Last week, we warned that dollar’s downside correction to its two-month advance was not over. It slipped further against the euro, yen, and sterling, while it strengthened against the dollar-bloc currencies. The outlook remains mixed for the week ahead, making it difficult to discuss the dollar in general.
The Dollar Index is heavily weighted toward the complex of European currencies. Two of the US main trading partners, China and Mexico, are not even included, yet are frequently used as a broad gauge for the greenback. The recent dollar pullback saw it push through the 38.2% retracement of the rally (93.55) that began from the year’s low set on September 8 (~91.00).
The Dollar Index finished the week marginally above the 100-day moving average (~93.65). The lower Bollinger Band is found near 93.50. The technical indicators on the daily bar charts still warn of downside risks, and the five-day moving average has fallen below the 20-day for the first time since late September. The 50% retracement is seen near 93.10. The weekly technical studies lend support to our view that the pullback is corrective in nature.

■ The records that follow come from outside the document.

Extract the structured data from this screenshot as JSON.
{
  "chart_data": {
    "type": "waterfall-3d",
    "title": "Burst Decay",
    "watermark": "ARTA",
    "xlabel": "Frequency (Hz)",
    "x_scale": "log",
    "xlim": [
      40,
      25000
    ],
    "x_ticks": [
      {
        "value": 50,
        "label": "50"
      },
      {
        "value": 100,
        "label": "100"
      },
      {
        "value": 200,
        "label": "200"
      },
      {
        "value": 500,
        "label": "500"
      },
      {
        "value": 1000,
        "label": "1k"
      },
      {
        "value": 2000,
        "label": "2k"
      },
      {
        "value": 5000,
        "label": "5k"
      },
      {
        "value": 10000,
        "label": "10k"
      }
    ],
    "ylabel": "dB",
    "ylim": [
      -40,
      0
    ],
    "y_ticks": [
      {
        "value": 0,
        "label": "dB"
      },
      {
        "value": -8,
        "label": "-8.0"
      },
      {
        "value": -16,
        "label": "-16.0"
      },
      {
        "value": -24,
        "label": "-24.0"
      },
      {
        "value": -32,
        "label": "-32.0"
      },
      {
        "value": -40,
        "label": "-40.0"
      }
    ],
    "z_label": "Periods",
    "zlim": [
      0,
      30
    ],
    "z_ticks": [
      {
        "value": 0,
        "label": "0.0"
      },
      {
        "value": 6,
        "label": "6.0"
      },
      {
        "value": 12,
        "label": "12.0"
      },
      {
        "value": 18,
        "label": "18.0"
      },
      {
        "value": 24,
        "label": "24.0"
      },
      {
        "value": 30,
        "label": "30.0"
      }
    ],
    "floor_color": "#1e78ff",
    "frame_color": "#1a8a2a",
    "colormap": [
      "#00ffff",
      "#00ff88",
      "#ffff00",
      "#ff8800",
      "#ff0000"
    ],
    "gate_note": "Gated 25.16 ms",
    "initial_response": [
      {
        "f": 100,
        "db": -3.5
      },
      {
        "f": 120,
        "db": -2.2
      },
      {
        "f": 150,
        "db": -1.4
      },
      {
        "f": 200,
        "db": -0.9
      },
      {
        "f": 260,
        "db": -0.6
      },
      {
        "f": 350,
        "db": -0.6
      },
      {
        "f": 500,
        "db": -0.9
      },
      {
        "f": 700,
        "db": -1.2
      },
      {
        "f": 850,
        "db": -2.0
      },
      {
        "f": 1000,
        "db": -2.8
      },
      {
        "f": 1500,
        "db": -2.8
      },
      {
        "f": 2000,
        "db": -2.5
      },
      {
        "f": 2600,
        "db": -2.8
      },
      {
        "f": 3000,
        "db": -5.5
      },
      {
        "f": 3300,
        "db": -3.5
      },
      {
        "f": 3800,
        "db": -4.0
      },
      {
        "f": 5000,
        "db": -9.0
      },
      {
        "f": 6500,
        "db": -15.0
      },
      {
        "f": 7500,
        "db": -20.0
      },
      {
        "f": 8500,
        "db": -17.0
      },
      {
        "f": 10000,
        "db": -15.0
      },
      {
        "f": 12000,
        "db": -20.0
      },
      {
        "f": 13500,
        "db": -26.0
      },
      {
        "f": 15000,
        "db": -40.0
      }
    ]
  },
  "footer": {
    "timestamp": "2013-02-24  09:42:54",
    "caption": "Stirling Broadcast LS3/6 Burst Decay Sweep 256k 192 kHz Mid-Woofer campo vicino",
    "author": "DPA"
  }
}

In the middle of last week, the euro climbed to approach the $1.1860-$1.1885 area, which corresponds with retracement objectives. Also, important is that area marks the October high that was also part of a larger topping pattern. Following the mid-week reversal (shooting star candlestick) the euro had a shallow pullback, finding support at near the five-day moving average, which it has not closed below since November 8. A move below that moving average (~$1.1765) could be among the first signs to confirm that a near-term high is in place. The upper Bollinger Band is near $1.1835. The US two-year premium continuing to trend higher against Germany, which was not the case during the late April through early September euro rally, and this makes us hesitant about getting enamored with the euro.